I understand that there is a necessary, although perhaps somewhat limiting policy of requiring a standard nvidia-bug-report in advance of any attempt to provide assistance from nvidias side which I can provide when I have access to the machine again. However, here is a description of the symptons and the machine, as an initial step. I will provide a bug report as well.
The machine has dual 252 (single core) opterons on a Tyan S2895 (aka K8WE) board with fully populated RAM (16GB) and BIOS v1.04 from 12/06. The power supply is a Silverstone ST-65ZF 650W. Tyan published BIOS 1.05 this month but I hesitate to use that because of serious problem reports. I upgraded from a single 6800GT to now dual 7900GSes. The 6800GT was rock stable, using BIOS 1.01T, and the 1.0.8776 driver. The second 7900GS required an upgrade of the BIOS to be recognized properly, and is connected to the first via a SLI bridge. The upgrade is mostly a test to check the viability of using high end Quadros in SLI for our work group.
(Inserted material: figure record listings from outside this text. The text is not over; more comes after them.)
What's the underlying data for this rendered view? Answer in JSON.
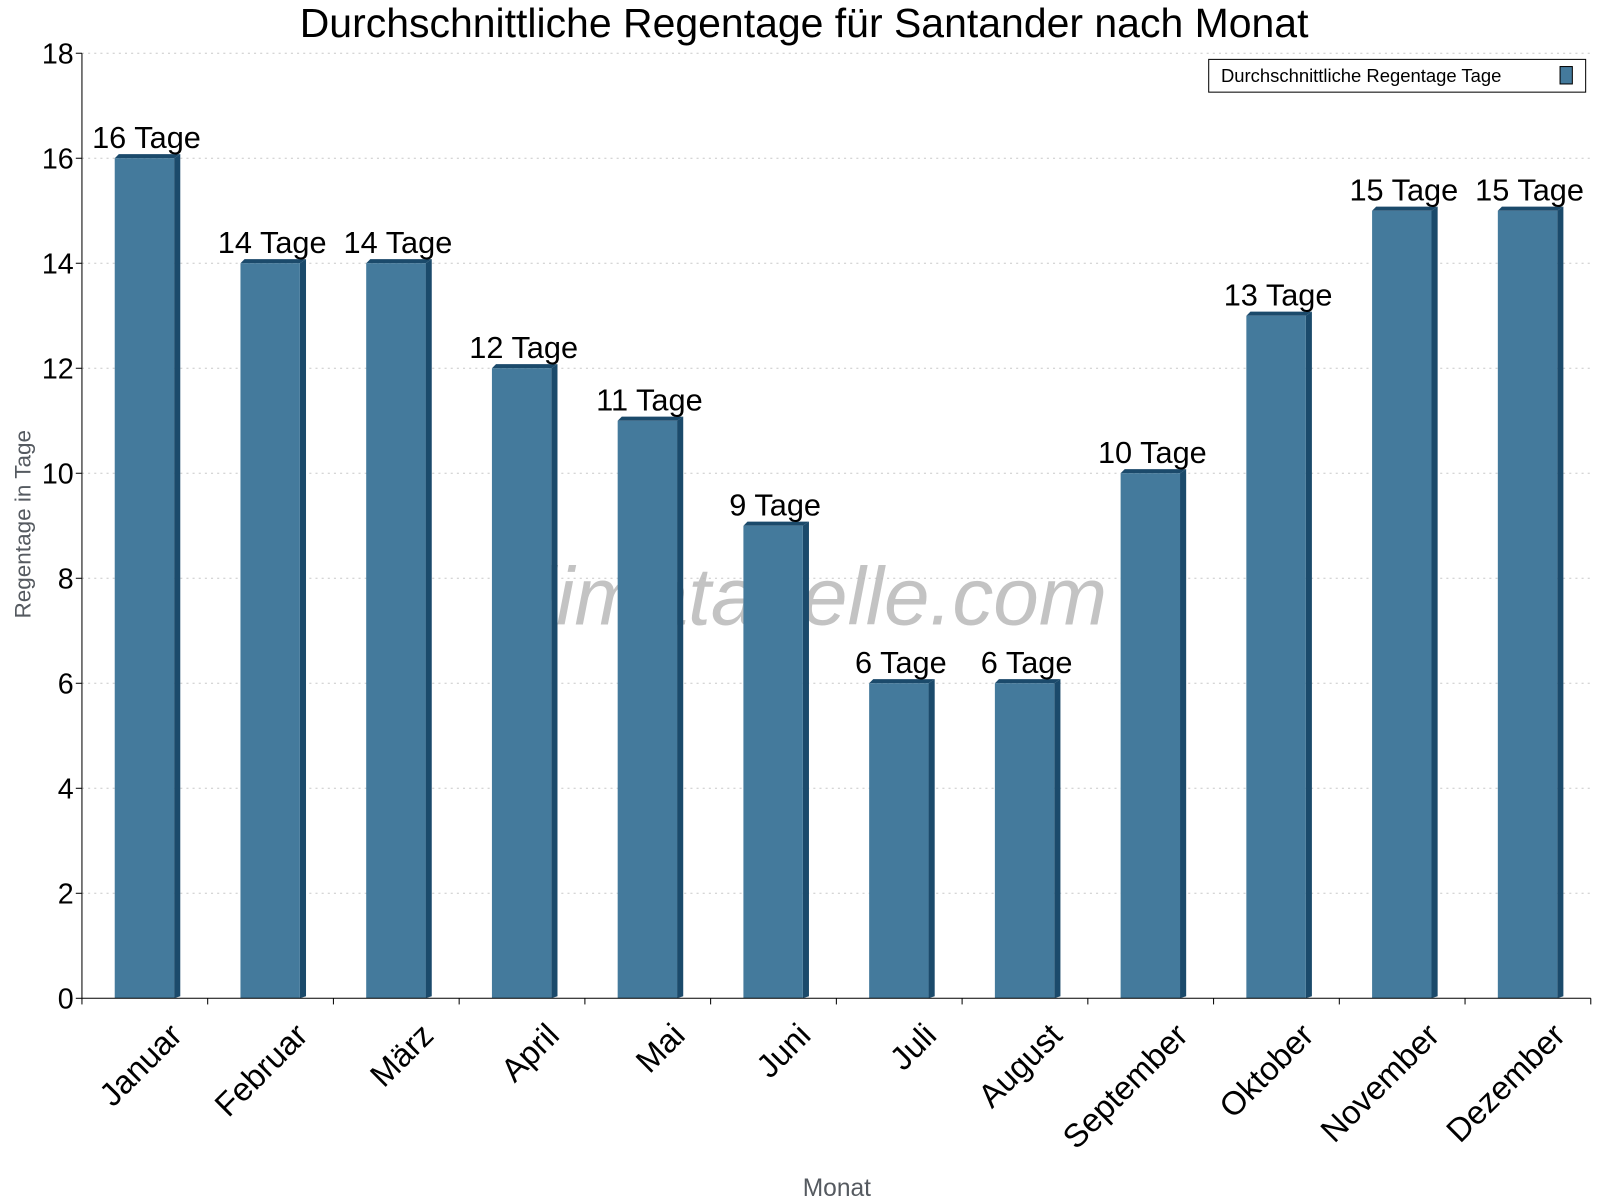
{
  "chart_data": {
    "type": "bar",
    "title": "Durchschnittliche Regentage für Santander nach Monat",
    "xlabel": "Monat",
    "ylabel": "Regentage in Tage",
    "ylim": [
      0,
      18
    ],
    "yticks": [
      0,
      2,
      4,
      6,
      8,
      10,
      12,
      14,
      16,
      18
    ],
    "grid": true,
    "legend_position": "top-right",
    "categories": [
      "Januar",
      "Februar",
      "März",
      "April",
      "Mai",
      "Juni",
      "Juli",
      "August",
      "September",
      "Oktober",
      "November",
      "Dezember"
    ],
    "series": [
      {
        "name": "Durchschnittliche Regentage Tage",
        "color": "#447a9c",
        "side_color": "#1b4a6b",
        "values": [
          16,
          14,
          14,
          12,
          11,
          9,
          6,
          6,
          10,
          13,
          15,
          15
        ]
      }
    ],
    "data_labels": [
      "16 Tage",
      "14 Tage",
      "14 Tage",
      "12 Tage",
      "11 Tage",
      "9 Tage",
      "6 Tage",
      "6 Tage",
      "10 Tage",
      "13 Tage",
      "15 Tage",
      "15 Tage"
    ],
    "watermark": "klimatabelle.com"
  }
}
I run Gentoo 2.6.20-r8 in 64bit, and now one of the latest nvidia drivers, 100.14.09. Enabling SLI via the xorg.conf option line in any of the SLI modes seems to work as reported by Xorg.0.log and nvidia-settings. The problem appears at times when a new opengl rendered window is displayed, seemingly at random instances. Then CPU usage of X goes to 100% quickly and X becomes completely unresponsive, to the point of not responding to keyboard events. The system keeps running and I can log in remotely. Killing the X server and the opengl application does not reenable the display or keyboard, the only recourse is to shutdown. Init works most the time if issued within minutes after the incident, so I can often safely shutdown.
In Auto or AFR SLI mode, this happens often enough to make the system not useful. Sofar it happened at a 100% rate if the SLI mode is set to SFR.
dmesg does not have a "PCI: Using MMCONFIG" line, so no problem in respect, I gather.
In the Xorg.0.log I once observed lines beginning
(WW) NVIDIA(0): WAIT ...
at the time of the incident. But in most cases there are no messages in this log or in the kernel log at the time of the freeze.
Some other problem required me to use the kernel command line option noexec=off. http://gentoo-wiki.com/HOWTO_nVidia_...or_OpenGL_apps
recommends to enable a noexecute bit in the BIOS because it interferes with the nvidia driver. Is that correct, or a possible remedy ?
As I did not observe any SLI performance increase, when it works, with the opengl apps I use, we may end up not using a dual setup, in any case. A single 7900GS works fine and provides a tiny bit of a performance increase, felt 10%, vs. the 6800GT. Stability is much more important than SLI. We may be able to test a Quadro as well in the near future.
I am grateful for comments or tips, kernel, bios or driver related, anybody may have.